- Born: December 1, 1883 Raleigh, North Carolina, US
- Died: April 15, 1965 (aged 81) Goldsboro, North Carolina, US
- Occupation: Attorney
- Football career

Profile
- Position: End

Career information
- College: North Carolina (1900–1903)

Awards and highlights
- All-Southern (1902);

= Albert Lyman Cox =

American politician

Albert Lyman Cox (December 1, 1883 - April 15, 1965) was an American attorney, state legislator, state judge, and U.S. Army major general.

==Early life==
Albert Lyman Cox was born on December 1, 1883, in Raleigh, North Carolina. His father was Confederate general, judge, and U.S. congressman William Ruffin Cox, son of state senator Thomas Cox of Washington County and grandson of English-born Thomas Cox, a seafaring man, and of Margaret Cheshire Cox of Edenton. His mother Fannie Augusta Lyman Cox was the daughter of Right Reverend Theodore Benedict Lyman, Episcopal Bishop of North Carolina from 1881 to 1893. He attended Horner Military Academy and the University of North Carolina.

==College athletics==
Cox was an All-Southern college football end for the North Carolina Tar Heels of the University of North Carolina.
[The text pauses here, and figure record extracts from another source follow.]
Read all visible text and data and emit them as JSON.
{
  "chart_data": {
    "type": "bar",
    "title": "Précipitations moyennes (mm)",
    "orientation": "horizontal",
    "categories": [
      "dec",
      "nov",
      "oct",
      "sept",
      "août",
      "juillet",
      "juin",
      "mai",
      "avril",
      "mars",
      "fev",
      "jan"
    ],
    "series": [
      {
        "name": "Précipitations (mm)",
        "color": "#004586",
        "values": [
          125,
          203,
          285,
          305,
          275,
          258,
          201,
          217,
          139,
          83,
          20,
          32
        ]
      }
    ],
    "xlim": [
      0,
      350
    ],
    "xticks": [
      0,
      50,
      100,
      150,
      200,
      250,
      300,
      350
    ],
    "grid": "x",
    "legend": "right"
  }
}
He was also a member of the baseball and track teams. At UNC, he was a member of Sigma Alpha Epsilon. He earned a law degree at Harvard University.

==First World War==
He was the first commander of the 113th Field Artillery Regiment during the First World War.

==Political career==
In 1909, Cox served in the North Carolina House of Representatives and was a Democrat. In 1916, Cox was appointed North Carolina state superior judge.

== Later life ==
Cox moved to Washington in 1932, and became the director of the Potomac Electric Power Company. He became the commanding general of the District of Columbia National Guard after May 17, 1938, until his retirement on November 6, 1949.

==Personal==
In November 1909, Cox married Miss Arabel Parker Nash of Tarboro.